I love living close to Norwich, it has most of the benefits of a city, but feels small and comfortable. It is quite a bohemian place and in many ways feels like a smaller, cleaner version of Brighton. It has an excellent music scene and reasonable art community, fueled largely by the constant influx of students to Norwich University of the Arts, however is has no notable photography scene. It is just too far from London to have an arts council funded gallery that specialises in photography, and any small community based galleries and groups have found that there isn’t the traffic to make them viable. The two major galleries are NUA space, which I find has fallen into the trap of many smaller funded spaces, and only displays work from traveling shows, many of which increasingly only speak to themselves and the educated fine art community. The far larger but no less dismal space is the Norman Foster designed Sainsbury’s Centre for Visual Arts at UEA. It was built to house a collection of colonialist works of world art, and many of the shows it puts on are a reflection of this collection, stuffy white and very middle class.

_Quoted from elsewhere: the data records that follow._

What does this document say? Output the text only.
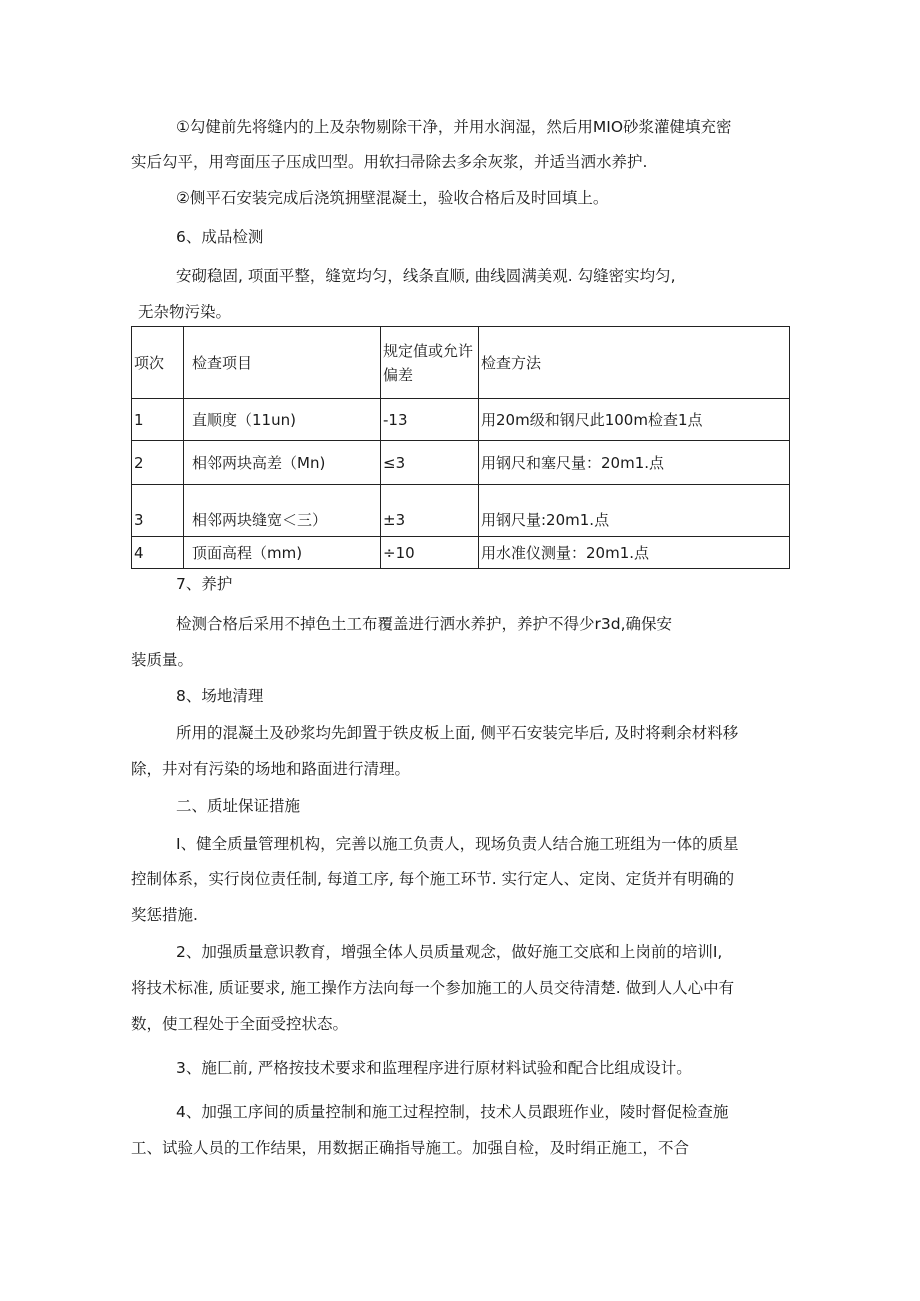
①勾健前先将缝内的上及杂物剔除干净，并用水润湿，然后用MIO砂浆灌健填充密
实后勾平，用弯面压子压成凹型。用软扫帚除去多余灰浆，并适当洒水养护.
②侧平石安装完成后浇筑拥壁混凝土，验收合格后及时回填上。
6、成品检测
安砌稳固, 项面平整，缝宽均匀，线条直顺, 曲线圆满美观. 勾缝密实均匀,
无杂物污染。
项次	检查项目	规定值或允许偏差	检查方法
1	直顺度（11un)	-13	用20m级和钢尺此100m检查1点
2	相邻两块高差（Mn)	≤3	用钢尺和塞尺量：20m1.点
3	相邻两块缝宽＜三）	±3	用钢尺量:20m1.点
4	顶面高程（mm)	÷10	用水准仪测量：20m1.点
7、养护
检测合格后采用不掉色土工布覆盖进行洒水养护，养护不得少r3d,确保安
装质量。
8、场地清理
所用的混凝土及砂浆均先卸置于铁皮板上面, 侧平石安装完毕后, 及时将剩余材料移
除，井对有污染的场地和路面进行清理。
二、质址保证措施
I、健全质量管理机构，完善以施工负责人，现场负责人结合施工班组为一体的质星
控制体系，实行岗位责任制, 每道工序, 每个施工环节. 实行定人、定岗、定货并有明确的
奖惩措施.
2、加强质量意识教育，增强全体人员质量观念，做好施工交底和上岗前的培训I,
将技术标准, 质证要求, 施工操作方法向每一个参加施工的人员交待清楚. 做到人人心中有
数，使工程处于全面受控状态。
3、施匚前, 严格按技术要求和监理程序进行原材料试验和配合比组成设计。
4、加强工序间的质量控制和施工过程控制，技术人员跟班作业，陵时督促检查施
工、试验人员的工作结果，用数据正确指导施工。加强自检，及时绢正施工，不合
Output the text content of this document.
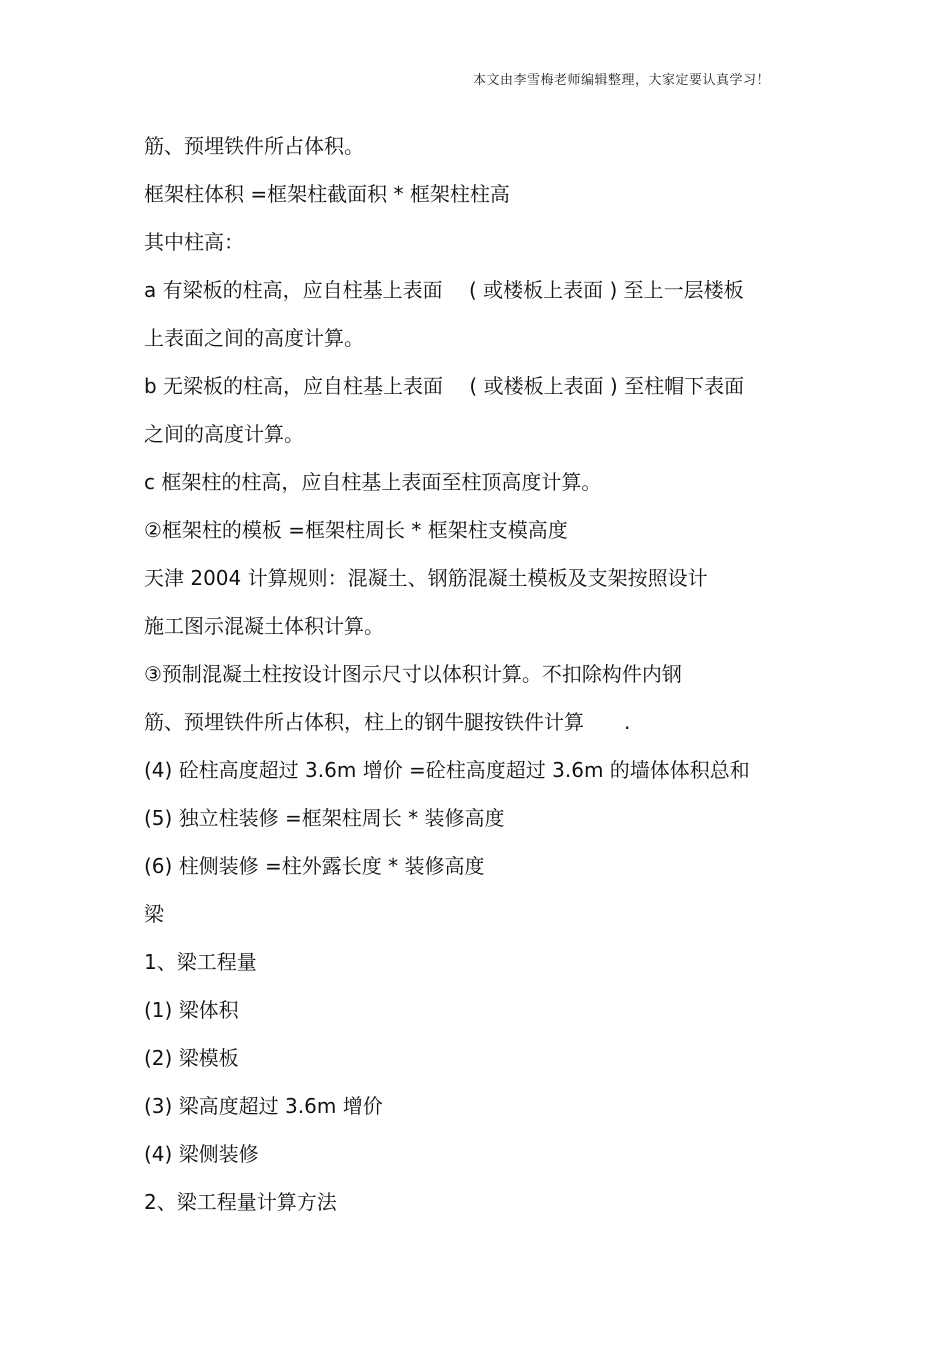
本文由李雪梅老师编辑整理，大家定要认真学习！
筋、预埋铁件所占体积。
框架柱体积 =框架柱截面积 * 框架柱柱高
其中柱高：
a 有梁板的柱高，应自柱基上表面　 ( 或楼板上表面 ) 至上一层楼板
上表面之间的高度计算。
b 无梁板的柱高，应自柱基上表面　 ( 或楼板上表面 ) 至柱帽下表面
之间的高度计算。
c 框架柱的柱高，应自柱基上表面至柱顶高度计算。
②框架柱的模板 =框架柱周长 * 框架柱支模高度
天津 2004 计算规则：混凝土、钢筋混凝土模板及支架按照设计
施工图示混凝土体积计算。
③预制混凝土柱按设计图示尺寸以体积计算。不扣除构件内钢
筋、预埋铁件所占体积，柱上的钢牛腿按铁件计算　　.
(4) 砼柱高度超过 3.6m 增价 =砼柱高度超过 3.6m 的墙体体积总和
(5) 独立柱装修 =框架柱周长 * 装修高度
(6) 柱侧装修 =柱外露长度 * 装修高度
梁
1、梁工程量
(1) 梁体积
(2) 梁模板
(3) 梁高度超过 3.6m 增价
(4) 梁侧装修
2、梁工程量计算方法
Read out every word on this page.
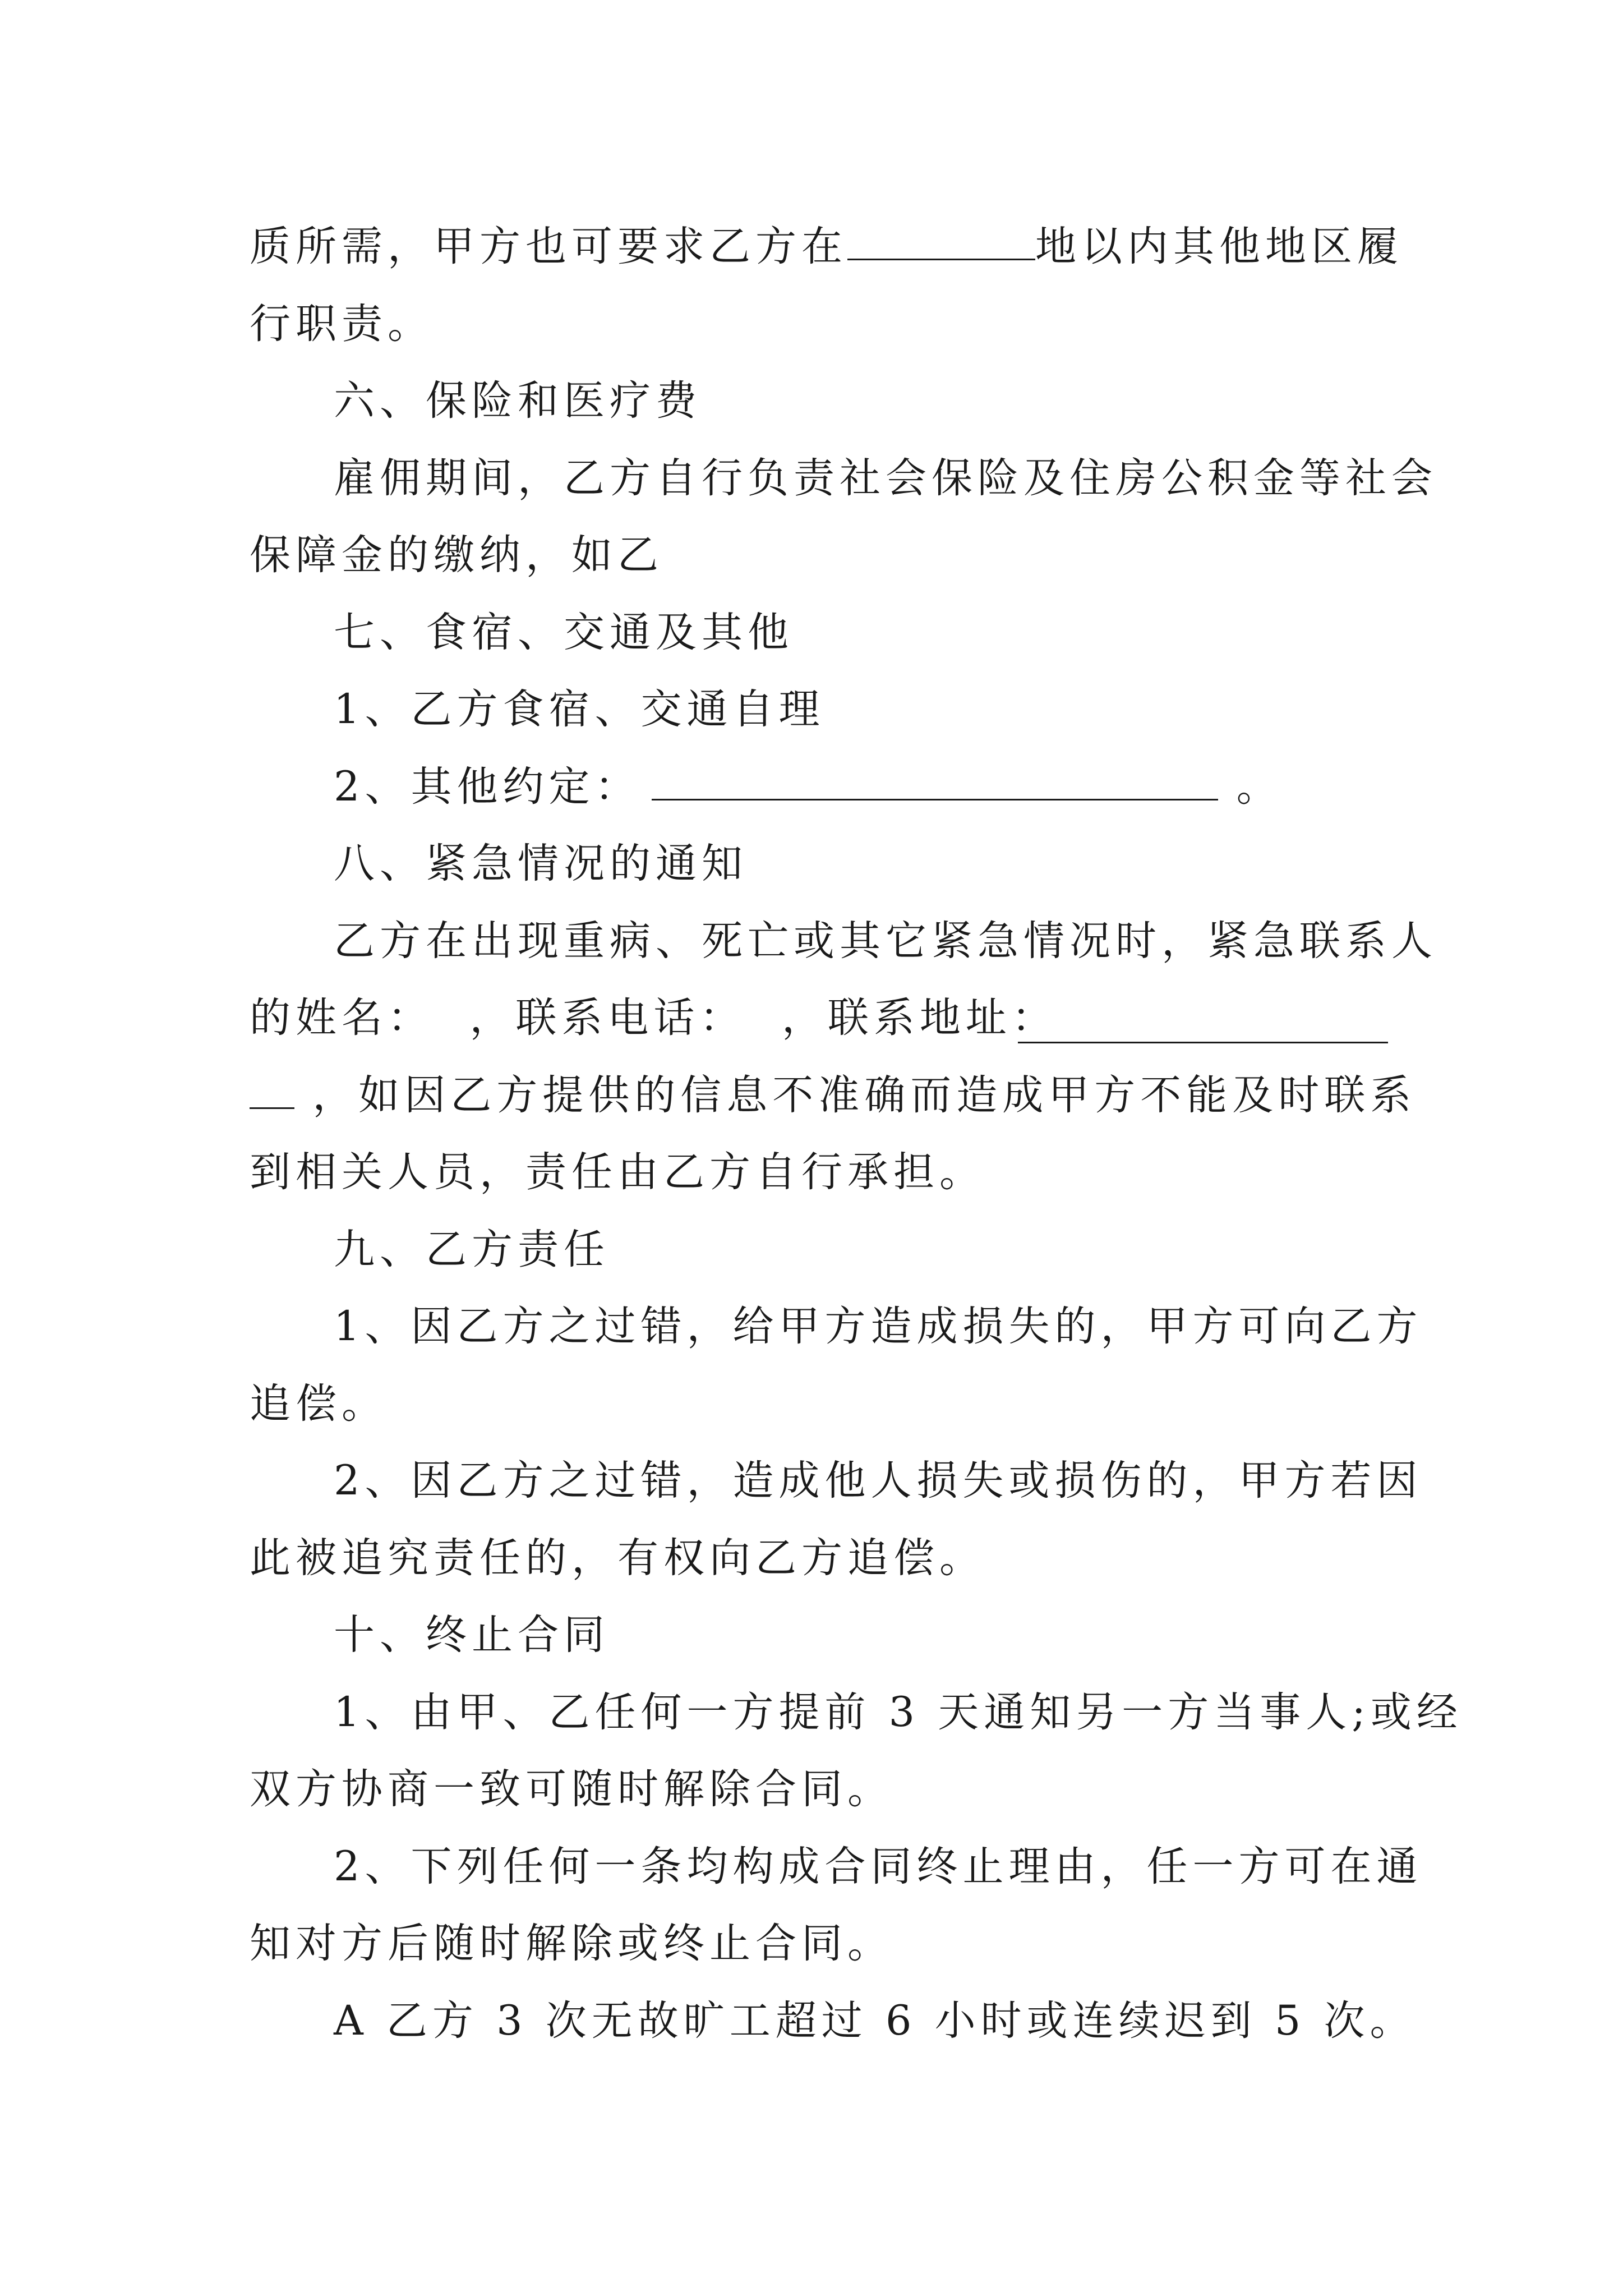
质所需，甲方也可要求乙方在	地以内其他地区履
行职责。
六、保险和医疗费
雇佣期间，乙方自行负责社会保险及住房公积金等社会
保障金的缴纳，如乙
七、食宿、交通及其他
1、乙方食宿、交通自理
2、其他约定：	。
八、紧急情况的通知
乙方在出现重病、死亡或其它紧急情况时，紧急联系人
的姓名：  ，联系电话：  ，联系地址：
，如因乙方提供的信息不准确而造成甲方不能及时联系
到相关人员，责任由乙方自行承担。
九、乙方责任
1、因乙方之过错，给甲方造成损失的，甲方可向乙方
追偿。
2、因乙方之过错，造成他人损失或损伤的，甲方若因
此被追究责任的，有权向乙方追偿。
十、终止合同
1、由甲、乙任何一方提前 3 天通知另一方当事人;或经
双方协商一致可随时解除合同。
2、下列任何一条均构成合同终止理由，任一方可在通
知对方后随时解除或终止合同。
A 乙方 3 次无故旷工超过 6 小时或连续迟到 5 次。
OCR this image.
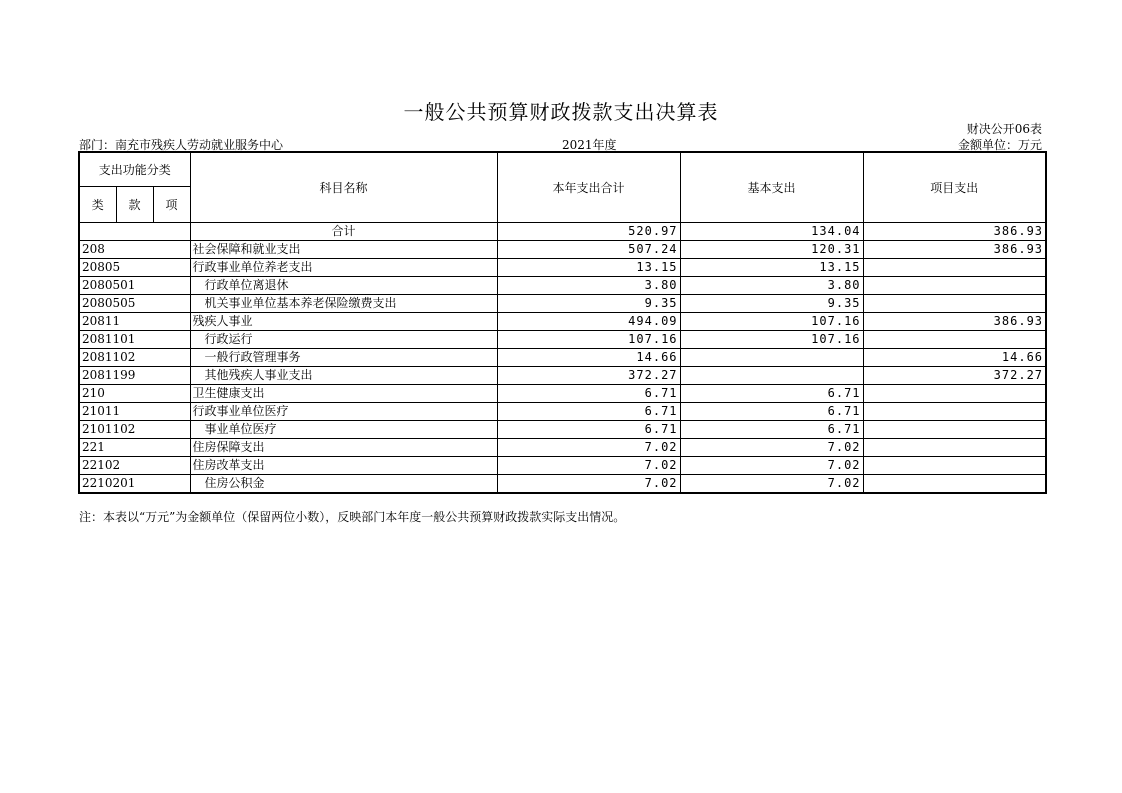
一般公共预算财政拨款支出决算表
财决公开06表
部门：南充市残疾人劳动就业服务中心	2021年度	金额单位：万元
支出功能分类			科目名称	本年支出合计	基本支出	项目支出
类	款	项				
			合计	520.97	134.04	386.93
208			社会保障和就业支出	507.24	120.31	386.93
20805			行政事业单位养老支出	13.15	13.15	
2080501			行政单位离退休	3.80	3.80	
2080505			机关事业单位基本养老保险缴费支出	9.35	9.35	
20811			残疾人事业	494.09	107.16	386.93
2081101			行政运行	107.16	107.16	
2081102			一般行政管理事务	14.66		14.66
2081199			其他残疾人事业支出	372.27		372.27
210			卫生健康支出	6.71	6.71	
21011			行政事业单位医疗	6.71	6.71	
2101102			事业单位医疗	6.71	6.71	
221			住房保障支出	7.02	7.02	
22102			住房改革支出	7.02	7.02	
2210201			住房公积金	7.02	7.02	
注：本表以“万元”为金额单位（保留两位小数），反映部门本年度一般公共预算财政拨款实际支出情况。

It therefore always comes as a surprise when I discover new photography in Norwich. Opposite the NatWest on Gentleman’s Walk is a small independent bookshop The Book Hive, that was voted the best small bookshop in Britain by The Telegraph in 2011. They always have an excellent collection of books, and I always walk away with something to read for my PhD (books are one of my only vices). It has helped me find some of the more interesting literary references that I wouldn’t come across on amazon. Generally however I find its art section to be very limited and generally full of design books for first year BAs.

Today I went in on the off chance that they would have something interesting, and city on the table display by the door was a copy of Patrick Keiller’s The View From The Train, Cities & Other Landscapes (2013). I have been meaning to buy a copy for some time, and while I could have got it cheaper from Amazon, I think it is important to support small bookshops. After I paid for it, I stopped to put it in my rucksack, which I rested on top of a pile of books, while I wrestled with my bag and the contents of my daughters changing bag. Two books caught my eye, at first merely for their design and fonts. The New English Landscape by Jason Orton and Running Wild by Frances Kearney. As I leafed through them I was surprised that both contained images of East Anglian interstitial sites.

Canvey Wick, Essex, March 2013,  Jason Orton
Canvey Wick, Essex, March 2013, Jason Orton
Horsey Island, Essex, March 2013,  Jason Orton
Horsey Island, Essex, March 2013, Jason Orton
Untitled IV, 2009, Frances Kearney
Untitled IV, 2009, Frances Kearney
Untitled I, 2009, Frances Kearney
Untitled I, 2009, Frances Kearney

Both of these publications reminded me of the work of Mark Edwards, who’s work I first came across at a show at the Forum Library in Norwich entitled Photo-ID. This was the only major show I remember in Norwich and I was struck by Mark’s huge images of the Yare Valley taken on a 10”x8” field camera. At the time, Mark also lived in a similar area of the Yare Valley as Mark Cocker and myself. He is now teaching at University College Suffolk.

Overpass No 3, 2005, Mark Edwards
Overpass No 3, 2005, Mark Edwards
Overpass No 4, 2005, Mark Edwards
Overpass No 4, 2005, Mark Edwards

Over the next few days I will post more detailed critiques of their work, something I’m slightly nervous of as Jason Orton is following this blog.